If your name is Ryan, have I got a party for you!
Last weekend, hundreds of people packed into a bar in Lower Manhattan for a very exclusive get together. “First name must be Ryan,” the flier for the event said. “No Bryans allowed.” Also, no Ryne or Ryanns or anything close. Just Ryan.
To gain entry, you had to prove it by showing your ID to one of two doormen. Would you like to guess their names? Yes, they were too: Ryan Cousins and Ryan Le.
The party was held at Ryan Maguire’s Bar & Restaurant and all the guests were wearing identical name tags. No need to specify what they said.
Ryan Maguire, the pub owner’s son, now 34, has clear recollections about his early years: “The thing about being a Ryan growing up is there was always another Ryan around.”

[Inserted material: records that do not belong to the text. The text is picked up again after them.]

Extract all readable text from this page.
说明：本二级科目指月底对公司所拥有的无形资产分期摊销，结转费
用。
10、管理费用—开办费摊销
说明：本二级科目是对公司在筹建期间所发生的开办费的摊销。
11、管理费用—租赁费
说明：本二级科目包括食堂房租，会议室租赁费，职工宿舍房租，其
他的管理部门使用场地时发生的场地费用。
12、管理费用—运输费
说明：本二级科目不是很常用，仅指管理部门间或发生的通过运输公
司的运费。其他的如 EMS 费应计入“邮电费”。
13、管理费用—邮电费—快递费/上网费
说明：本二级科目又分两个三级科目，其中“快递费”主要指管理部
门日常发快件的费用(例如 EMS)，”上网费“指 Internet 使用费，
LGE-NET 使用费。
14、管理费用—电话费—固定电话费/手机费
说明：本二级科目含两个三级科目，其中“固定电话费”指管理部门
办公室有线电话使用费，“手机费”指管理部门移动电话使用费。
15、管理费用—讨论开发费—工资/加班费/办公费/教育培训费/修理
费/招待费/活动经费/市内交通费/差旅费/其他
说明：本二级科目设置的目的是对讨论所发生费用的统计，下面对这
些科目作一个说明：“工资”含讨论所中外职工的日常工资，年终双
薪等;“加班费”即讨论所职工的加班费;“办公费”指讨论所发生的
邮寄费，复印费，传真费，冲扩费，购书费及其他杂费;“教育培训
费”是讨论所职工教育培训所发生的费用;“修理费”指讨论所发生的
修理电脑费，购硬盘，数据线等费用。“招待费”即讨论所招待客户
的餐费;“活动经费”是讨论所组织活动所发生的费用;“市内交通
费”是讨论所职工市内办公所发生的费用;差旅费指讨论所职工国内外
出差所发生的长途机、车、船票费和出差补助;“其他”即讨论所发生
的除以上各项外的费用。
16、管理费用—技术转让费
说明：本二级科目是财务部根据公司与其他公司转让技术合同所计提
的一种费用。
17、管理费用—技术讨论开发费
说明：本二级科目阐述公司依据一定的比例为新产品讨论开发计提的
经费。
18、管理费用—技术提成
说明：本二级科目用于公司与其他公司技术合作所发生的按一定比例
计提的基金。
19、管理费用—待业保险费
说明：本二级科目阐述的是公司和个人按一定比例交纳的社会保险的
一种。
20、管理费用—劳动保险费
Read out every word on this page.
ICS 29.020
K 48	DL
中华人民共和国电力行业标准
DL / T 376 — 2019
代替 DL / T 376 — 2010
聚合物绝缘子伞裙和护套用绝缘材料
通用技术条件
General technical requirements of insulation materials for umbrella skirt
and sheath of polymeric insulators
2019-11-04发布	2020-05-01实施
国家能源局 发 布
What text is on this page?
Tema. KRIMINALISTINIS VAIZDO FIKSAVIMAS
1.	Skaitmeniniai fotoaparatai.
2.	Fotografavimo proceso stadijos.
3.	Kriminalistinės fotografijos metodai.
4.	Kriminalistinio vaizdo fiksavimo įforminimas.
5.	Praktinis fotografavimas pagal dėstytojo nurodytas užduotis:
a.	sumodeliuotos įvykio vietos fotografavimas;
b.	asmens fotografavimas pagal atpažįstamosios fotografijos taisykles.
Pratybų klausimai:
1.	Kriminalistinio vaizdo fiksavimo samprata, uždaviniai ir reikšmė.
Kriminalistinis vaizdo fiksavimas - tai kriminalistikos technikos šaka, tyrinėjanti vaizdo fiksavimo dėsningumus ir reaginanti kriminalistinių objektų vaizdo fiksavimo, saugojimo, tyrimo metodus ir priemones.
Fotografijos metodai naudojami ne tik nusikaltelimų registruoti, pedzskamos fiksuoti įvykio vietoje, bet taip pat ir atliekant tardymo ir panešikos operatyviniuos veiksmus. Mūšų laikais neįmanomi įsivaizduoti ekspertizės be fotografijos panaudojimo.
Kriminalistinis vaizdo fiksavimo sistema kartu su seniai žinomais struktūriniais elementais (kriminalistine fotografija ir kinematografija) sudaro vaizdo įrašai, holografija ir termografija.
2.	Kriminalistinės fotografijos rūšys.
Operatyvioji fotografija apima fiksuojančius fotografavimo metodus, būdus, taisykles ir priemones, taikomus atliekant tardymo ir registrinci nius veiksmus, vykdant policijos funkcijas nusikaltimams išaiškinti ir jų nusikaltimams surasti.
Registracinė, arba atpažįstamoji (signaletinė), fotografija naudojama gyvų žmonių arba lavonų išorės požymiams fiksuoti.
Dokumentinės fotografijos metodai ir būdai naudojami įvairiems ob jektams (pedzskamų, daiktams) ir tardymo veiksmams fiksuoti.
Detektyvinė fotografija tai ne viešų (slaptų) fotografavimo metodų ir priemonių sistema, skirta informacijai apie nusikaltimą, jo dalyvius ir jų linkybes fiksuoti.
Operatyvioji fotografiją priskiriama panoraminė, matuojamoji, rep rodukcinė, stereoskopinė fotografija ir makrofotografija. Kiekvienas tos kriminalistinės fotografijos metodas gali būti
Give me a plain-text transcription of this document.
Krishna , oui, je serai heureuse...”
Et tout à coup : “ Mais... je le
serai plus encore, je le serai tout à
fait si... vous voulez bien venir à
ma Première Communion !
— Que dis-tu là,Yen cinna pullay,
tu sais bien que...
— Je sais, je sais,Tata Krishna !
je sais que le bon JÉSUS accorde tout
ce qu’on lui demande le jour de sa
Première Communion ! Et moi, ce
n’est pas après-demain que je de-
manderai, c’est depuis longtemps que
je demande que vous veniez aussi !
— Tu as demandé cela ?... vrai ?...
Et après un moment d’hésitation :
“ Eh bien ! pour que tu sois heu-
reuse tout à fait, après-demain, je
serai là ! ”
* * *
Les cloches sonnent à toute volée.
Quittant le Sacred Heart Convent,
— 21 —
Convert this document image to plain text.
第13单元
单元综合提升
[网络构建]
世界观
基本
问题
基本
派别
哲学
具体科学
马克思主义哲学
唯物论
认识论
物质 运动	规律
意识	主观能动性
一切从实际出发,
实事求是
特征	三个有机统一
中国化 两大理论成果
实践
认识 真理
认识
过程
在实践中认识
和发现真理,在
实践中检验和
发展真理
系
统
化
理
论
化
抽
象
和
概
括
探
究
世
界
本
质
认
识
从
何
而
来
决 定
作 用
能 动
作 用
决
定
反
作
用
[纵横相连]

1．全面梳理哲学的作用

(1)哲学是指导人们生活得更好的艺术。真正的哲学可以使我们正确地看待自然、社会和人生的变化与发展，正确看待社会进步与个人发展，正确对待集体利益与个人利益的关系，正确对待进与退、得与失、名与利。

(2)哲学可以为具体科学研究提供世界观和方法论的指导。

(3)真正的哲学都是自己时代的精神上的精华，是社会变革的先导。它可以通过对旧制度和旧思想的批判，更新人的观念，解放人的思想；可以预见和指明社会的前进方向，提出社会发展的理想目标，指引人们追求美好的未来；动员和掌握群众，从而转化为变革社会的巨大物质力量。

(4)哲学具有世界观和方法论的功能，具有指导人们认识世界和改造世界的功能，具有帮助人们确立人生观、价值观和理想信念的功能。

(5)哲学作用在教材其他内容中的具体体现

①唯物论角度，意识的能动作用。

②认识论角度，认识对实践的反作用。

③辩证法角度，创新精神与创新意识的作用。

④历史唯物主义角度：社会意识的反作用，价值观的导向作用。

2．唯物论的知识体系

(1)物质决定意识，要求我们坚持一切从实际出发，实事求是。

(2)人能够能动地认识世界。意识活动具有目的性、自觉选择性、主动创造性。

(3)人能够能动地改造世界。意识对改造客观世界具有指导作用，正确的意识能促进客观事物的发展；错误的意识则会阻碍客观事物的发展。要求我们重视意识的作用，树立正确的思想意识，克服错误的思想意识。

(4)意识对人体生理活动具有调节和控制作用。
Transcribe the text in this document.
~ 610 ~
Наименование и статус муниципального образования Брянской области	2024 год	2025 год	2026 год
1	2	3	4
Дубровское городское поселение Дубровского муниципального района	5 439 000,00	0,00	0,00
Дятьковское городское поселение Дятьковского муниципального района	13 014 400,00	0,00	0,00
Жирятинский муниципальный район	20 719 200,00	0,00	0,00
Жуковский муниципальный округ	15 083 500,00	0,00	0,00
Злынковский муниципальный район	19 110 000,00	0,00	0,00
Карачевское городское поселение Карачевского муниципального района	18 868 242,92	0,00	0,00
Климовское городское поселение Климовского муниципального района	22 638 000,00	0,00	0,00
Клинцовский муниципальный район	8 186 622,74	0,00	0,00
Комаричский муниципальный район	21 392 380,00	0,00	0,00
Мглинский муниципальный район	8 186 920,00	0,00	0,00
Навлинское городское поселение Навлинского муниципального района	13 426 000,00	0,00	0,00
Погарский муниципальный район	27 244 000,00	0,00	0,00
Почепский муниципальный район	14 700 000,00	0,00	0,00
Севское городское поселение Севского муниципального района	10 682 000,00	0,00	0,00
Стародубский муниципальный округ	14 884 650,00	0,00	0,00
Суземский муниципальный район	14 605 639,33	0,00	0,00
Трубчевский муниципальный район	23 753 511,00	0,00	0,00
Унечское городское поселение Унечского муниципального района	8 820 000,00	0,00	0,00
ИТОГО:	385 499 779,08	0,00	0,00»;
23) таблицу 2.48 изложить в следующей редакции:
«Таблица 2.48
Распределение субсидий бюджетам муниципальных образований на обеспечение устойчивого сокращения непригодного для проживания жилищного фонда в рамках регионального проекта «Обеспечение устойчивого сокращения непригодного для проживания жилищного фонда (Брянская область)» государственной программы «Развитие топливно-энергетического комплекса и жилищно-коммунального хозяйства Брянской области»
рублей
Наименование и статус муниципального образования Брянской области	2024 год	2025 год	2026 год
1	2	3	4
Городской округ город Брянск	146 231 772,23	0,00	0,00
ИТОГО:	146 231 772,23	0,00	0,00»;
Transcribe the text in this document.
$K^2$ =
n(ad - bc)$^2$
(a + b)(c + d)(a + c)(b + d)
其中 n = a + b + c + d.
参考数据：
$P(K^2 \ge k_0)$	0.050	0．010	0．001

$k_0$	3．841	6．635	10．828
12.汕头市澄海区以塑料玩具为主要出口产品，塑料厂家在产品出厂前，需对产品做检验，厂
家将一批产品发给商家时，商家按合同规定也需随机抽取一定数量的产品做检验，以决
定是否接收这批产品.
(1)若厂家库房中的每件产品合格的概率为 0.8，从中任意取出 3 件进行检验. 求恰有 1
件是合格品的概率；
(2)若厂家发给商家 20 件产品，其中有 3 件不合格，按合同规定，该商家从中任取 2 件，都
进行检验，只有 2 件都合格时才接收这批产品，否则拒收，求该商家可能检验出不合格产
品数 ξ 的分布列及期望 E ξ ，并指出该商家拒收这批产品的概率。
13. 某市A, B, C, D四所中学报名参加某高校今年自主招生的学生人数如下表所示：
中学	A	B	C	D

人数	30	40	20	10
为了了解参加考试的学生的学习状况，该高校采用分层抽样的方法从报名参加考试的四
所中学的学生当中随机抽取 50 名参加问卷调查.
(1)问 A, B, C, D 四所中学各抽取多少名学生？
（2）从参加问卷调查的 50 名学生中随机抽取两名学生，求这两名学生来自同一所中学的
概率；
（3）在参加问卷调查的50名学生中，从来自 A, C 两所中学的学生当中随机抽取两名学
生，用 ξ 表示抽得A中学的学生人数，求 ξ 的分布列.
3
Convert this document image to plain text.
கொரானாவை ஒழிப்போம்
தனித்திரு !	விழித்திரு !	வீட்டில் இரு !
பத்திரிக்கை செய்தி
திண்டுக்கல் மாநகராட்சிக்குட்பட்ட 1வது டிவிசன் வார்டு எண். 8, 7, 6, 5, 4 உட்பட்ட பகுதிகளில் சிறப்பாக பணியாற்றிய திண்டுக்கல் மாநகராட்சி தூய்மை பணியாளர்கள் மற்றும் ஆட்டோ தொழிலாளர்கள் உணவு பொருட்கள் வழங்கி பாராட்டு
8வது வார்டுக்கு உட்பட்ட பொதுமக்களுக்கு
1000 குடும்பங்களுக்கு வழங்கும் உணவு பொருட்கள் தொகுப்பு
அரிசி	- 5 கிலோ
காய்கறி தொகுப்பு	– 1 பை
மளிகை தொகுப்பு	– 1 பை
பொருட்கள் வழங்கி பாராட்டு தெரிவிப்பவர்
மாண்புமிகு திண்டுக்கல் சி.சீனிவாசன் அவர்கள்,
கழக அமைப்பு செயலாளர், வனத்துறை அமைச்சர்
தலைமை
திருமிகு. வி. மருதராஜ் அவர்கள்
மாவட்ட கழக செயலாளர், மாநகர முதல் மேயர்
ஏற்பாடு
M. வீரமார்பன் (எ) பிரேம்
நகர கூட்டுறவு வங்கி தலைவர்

The Ryan get togethers were a brainchild of Ryan Rose, 26, a photographer in Brooklyn, who first started the Ryan Meetup, a monthly event, in February; but she wasn’t entirely satisfied with how it turned out. She was looking for something more personal and gratifying. She says, “They were fun, but I still wanted something more for myself. I never found my clique.”
Then one day over the winter, she created the Ryan party flier. “It just seemed like the next thing I could try,” she said. She distributed 20 of them throughout Bushwick, where she used to live, and posted her idea on Meetup.com.

Only two people — the bouncers — showed up for the inaugural get-together in February, but the three Ryans bonded immediately. “In a cosmic way, we were just connected,” Ms. Rose said. “We started texting every day.”
They decided to try another meetup in March. This time they distributed over 500 fliers in Brooklyn, Manhattan and beyond. “I put them up near the White House in D.C.,” Ms. Rose said. “I put them up at a Waffle House in Myrtle Beach. I even put some up at South by Southwest in Austin.”
That invitation went viral.
The meetup came along at the perfect time for the Ryans of New York City and the greater East Coast. Many of them said they had been looking for a sense of community in the post-pandemic reboot and they wanted to socialize again.
“I generally tend not to be very social or outspoken, but it’s so easy to be here,” Mr. Solomon said. “There is this weird kinship.”
Ryan Minnifield, 38, an office manager for a construction company, took the train an hour and a half from Massapequa, on Long Island, specifically to find other female Ryans.
“I got made fun of growing up because people assumed I was a boy, but it hasn’t gotten easier as an adult,” Ms. Minnifield said. “Like even the Verizon person on the phone will make the weirdest comments and ask me stuff like if I was born a boy.”
She nodded to the other meetup attendees. “This is probably the most female Ryans I’ve ever met,” she said. “I love them all already. It’s like they have a vibe. They understand me.”
The flier for the meetup also promised to address “BIG and IMPORTANT Ryan Topics.” No idea what these might be.
Ryans looking to expand their networks were pleasantly surprised by the diversity of the crowd.
“So many different types of people are going to be here, because the only thing they have in common is their name,” said Ryan Fuchs, who lives in Stony Brook, N.Y., and works in ophthalmology.
“A gathering where we all just have our name in common — it’s the most random, obscure, silly thing,” he said. “I mean, we are all wearing the exact same name tag. What more can you ask for?”
Ryan Rose is now satisfied with her brainchild. But there is always more to achieve in the world of Ryans: “My ultimate dream is to have a giant Ryan convention…I just want all the Ryans to be together.”